The tv reports HDR is working, the player reports HDR is working. However it just buffers for 20 seconds, then plays 3 frames, then buffers for 20 seconds?

This is over gig to my NAS. I can stream straight to my samsung tv over wifi to the NAS just fine. I can stream non HDR 4k videos just fine. Soon as I try HDR with pdvd 17 it just buffers. There's a bug somewhere.


RE: Intel Apollo Lake - mule1 - 2017-04-18

(2017-04-17, 15:09)PauleFoul Wrote:
(2017-04-06, 23:08)mule1 Wrote: But there is some hope now as we have found one very good Intel supporter on the Intel NUC forums who already made the FW updates for the DP2HDMI2.0 converter chip from Megachips possible..
This guy just wrote: "So as you all say, bitstreaming through LibreElec didn't work fro me either. I've opened an engineering order for them to look at this. I'll let you all know the progress."
Fingers crossed that he knows the right guys in the Inteluniverse to solve the Linux issues.
Any news from this "Intel-Guy"?
Sorry, no news yet. But he wrote that he will be absent for some little time from the support forum. Hopefully some news will arise in the next days.
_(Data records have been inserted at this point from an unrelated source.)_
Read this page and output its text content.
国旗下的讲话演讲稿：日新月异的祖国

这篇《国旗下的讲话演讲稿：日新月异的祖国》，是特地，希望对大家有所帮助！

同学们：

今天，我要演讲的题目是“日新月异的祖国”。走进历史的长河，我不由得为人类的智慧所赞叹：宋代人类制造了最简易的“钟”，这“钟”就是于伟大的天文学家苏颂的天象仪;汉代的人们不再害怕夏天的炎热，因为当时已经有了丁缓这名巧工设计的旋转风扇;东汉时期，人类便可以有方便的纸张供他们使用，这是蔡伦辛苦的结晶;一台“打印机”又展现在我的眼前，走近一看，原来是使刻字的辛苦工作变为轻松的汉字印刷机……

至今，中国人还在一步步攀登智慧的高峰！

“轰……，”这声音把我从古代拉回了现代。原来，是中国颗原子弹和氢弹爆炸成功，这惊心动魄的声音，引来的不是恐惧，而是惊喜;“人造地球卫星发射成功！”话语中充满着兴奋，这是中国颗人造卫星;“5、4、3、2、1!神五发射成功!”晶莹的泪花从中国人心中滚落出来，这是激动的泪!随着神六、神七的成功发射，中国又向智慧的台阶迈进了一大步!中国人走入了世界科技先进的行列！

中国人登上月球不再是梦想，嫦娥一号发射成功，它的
RE: Intel Apollo Lake - wookl - 2017-04-19

Has the latest firmware fixed hd-sound formats with nuc6c and libreelec, or is it still broken?


(2017-04-17, 16:53)sunnyfunny Wrote: X265 ok
4k Playback ok
HDR no (maybe in the future)
10bit ok
Vp9 never needed or used



RE: Intel Apollo Lake - Valter84 - 2017-04-19

Yesterday I have installed windows 10 creator update on my htpc and power dvd 17 and I can`t get HDR.
Don`t know what I am missing.
Do you have to enable something on Windows or Power DVD?

My HTCP Setup:
ASRock J3455ITX
4Gb Ram
128GB SSD

TV - Hisense 55M5500

For now, when I wan to see a HDR movie, I use movie app from my Hisense TV.

I hope someone brings HDR to kodi 18.

For me, everything else is working properly.

Best regards.


RE: Intel Apollo Lake - sunnyfunny - 2017-04-19

It is not even 100% sure can Apollo Lake can be HDR at all.